Так. Теперь надо разобраться, кто это орудует на вверенной мне территории. Дождёмся нашего охотника и взглянем в его бесстыжие глаза.
Я трансфигурировал корягу в некое подобие белого осла с наростом на лбу. В сгущающейся тьме он вполне походил на недвижно лежащую жертву. Мы затаились в кустах.
Всё бы ничего, но из носа текло, нёбо зудело. Скоро нападёт неудержимый чих, и засада станет никудышной. Но я нашёл выход — закрыл лицо воздушным пузырём. Забавно я, наверное, смотрелся — в кустах, с воздушным пузырём, в компании с кошкой.
Сидеть пришлось долго. Вдруг миссис Норрис заволновалась, хвост тревожно заходил ходуном. Потом послышались тихие осторожные шаги. Кто-то приблизился к моему ослу и изучающее склонился, в темноте был виден лишь силуэт. Я только приготовился атаковать, как вдруг раздался громкий топот. Силуэт метнулся в сторону, заклятие пролетело мимо. Через миг сквозь кусты пронеслась большая группа кентавров, поднимая пыль. Да чтоб вас!
Я наткнулся на острую ветку, пузырь лопнул, в носу резко засвербило, пришлось прижать край мантии к лицу и стиснуть пальцами ноздри. Когда у вас аллергия, что угодно способно вызвать раздражение. В данном случае это пыль, ну и глупость, конечно, тоже. Почему этим идиотам пришло в их безмозглые головы прогуливаться именно здесь и сейчас?!

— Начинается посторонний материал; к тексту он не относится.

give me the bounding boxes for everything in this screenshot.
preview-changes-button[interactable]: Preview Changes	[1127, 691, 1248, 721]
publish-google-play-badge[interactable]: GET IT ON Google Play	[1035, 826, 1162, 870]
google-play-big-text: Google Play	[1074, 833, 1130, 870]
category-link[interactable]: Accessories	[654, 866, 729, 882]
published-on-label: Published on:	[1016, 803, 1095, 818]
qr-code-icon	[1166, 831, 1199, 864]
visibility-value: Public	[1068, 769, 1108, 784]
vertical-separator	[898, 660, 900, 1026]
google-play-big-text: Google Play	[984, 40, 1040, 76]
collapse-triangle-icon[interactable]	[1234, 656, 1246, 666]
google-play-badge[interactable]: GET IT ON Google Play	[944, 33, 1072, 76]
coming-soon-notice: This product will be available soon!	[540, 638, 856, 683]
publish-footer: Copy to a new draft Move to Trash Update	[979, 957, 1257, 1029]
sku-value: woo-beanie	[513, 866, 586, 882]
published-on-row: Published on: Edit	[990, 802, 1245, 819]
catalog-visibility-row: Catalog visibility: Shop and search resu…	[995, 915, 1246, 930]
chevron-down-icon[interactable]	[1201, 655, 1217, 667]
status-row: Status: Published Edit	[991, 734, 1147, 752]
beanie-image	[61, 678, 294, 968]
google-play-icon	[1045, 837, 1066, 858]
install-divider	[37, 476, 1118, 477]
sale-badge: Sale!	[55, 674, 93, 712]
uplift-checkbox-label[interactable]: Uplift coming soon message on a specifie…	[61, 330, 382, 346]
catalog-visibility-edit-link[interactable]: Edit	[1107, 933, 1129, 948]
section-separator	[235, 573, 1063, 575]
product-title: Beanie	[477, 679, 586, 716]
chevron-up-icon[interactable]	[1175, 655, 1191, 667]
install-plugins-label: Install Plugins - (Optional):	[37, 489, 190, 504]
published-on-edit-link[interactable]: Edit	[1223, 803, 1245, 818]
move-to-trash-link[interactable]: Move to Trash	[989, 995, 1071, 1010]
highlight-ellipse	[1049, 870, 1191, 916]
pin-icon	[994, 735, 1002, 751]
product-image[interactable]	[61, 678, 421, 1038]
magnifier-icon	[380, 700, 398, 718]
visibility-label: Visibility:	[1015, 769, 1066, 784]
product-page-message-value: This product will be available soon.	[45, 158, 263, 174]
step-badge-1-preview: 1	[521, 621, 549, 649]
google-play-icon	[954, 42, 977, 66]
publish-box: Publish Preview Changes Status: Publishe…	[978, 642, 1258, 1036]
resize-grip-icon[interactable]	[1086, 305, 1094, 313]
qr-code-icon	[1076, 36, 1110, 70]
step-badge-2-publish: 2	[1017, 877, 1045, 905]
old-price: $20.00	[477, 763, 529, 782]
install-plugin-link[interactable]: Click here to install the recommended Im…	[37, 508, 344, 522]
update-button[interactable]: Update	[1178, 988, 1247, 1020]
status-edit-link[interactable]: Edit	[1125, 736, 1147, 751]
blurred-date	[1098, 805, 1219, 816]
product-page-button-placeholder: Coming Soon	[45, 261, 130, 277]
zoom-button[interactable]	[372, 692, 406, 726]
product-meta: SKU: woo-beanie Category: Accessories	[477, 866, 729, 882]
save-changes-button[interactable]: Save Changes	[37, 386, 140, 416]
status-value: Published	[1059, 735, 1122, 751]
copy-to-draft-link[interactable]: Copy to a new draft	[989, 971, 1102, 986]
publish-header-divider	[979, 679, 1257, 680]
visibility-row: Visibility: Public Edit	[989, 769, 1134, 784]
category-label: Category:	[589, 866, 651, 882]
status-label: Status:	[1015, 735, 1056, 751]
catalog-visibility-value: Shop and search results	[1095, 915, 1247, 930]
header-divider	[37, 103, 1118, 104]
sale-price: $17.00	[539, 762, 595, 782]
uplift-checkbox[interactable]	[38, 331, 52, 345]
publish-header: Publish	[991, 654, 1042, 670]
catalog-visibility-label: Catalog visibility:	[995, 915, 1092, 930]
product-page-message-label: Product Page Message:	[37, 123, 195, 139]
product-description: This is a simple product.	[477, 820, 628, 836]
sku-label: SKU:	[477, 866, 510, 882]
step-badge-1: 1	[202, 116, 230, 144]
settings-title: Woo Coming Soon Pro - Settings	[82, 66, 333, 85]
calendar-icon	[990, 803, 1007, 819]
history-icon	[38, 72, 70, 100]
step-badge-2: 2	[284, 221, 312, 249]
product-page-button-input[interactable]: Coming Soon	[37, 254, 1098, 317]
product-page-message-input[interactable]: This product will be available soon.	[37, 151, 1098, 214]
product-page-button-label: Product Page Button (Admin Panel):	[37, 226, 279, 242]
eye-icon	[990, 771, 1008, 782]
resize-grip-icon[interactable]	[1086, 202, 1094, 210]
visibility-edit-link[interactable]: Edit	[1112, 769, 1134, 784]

Естественно, я чихнул, потом ещё. Кентавры резко развернулись и поскакали в мою сторону.
Сквозь пыльное марево я увидел колдуна, взмывающего ввысь на метле. Уйдёт, уйдёт! Я поднял палочку, но надо мной вдруг возник кентавр, поднимающийся на дыбы. Проклятье!
Пришлось отступить. Колдун меж тем скрылся в тёмном небе.
— Что вам здесь нужно? — злобно спросил кентавр.
— Я выслеживаю охотника на единорогов.
— Кто вы?
— Преподаватель из Хогвартса.
— Я вас не знаю.
— Это неудивительно.
— Где Хагрид?
— Он в отпуске. Поехал навестить брата.
— Мы видели хромающего единорога, и здесь повсюду его кровь. Откуда нам знать, что не вы его ранили?
— Может, вам звёзды подскажут? — С некоторых пор мне плевать на инстинкт самосохранения. Убьют, так убьют.
Они могут. С тех пор, как минула Хогвартская битва, у их сообщества серьёзные претензии к магам. Хоть старейшины и придерживаются традиций мирного сосуществования, но молодёжь весьма недружественна. Пару месяцев назад произошёл несчастный случай с волшебником из Хогсмита, забредшим в лес за хворостом. Кажется, он не выжил.
— Этот колдун очень подозрительный, — сказал другой кентавр. — Давайте заберём его к старейшинам, пусть хорошенько расспросят.
— Мы и без старейшин сможем разобраться, — холодно ответил ему первый, по всей видимости, молодой вожак.
Они окружили меня плотным кольцом. Я подумал, что умру сегодня. Всегда мечтал погибнуть в бою.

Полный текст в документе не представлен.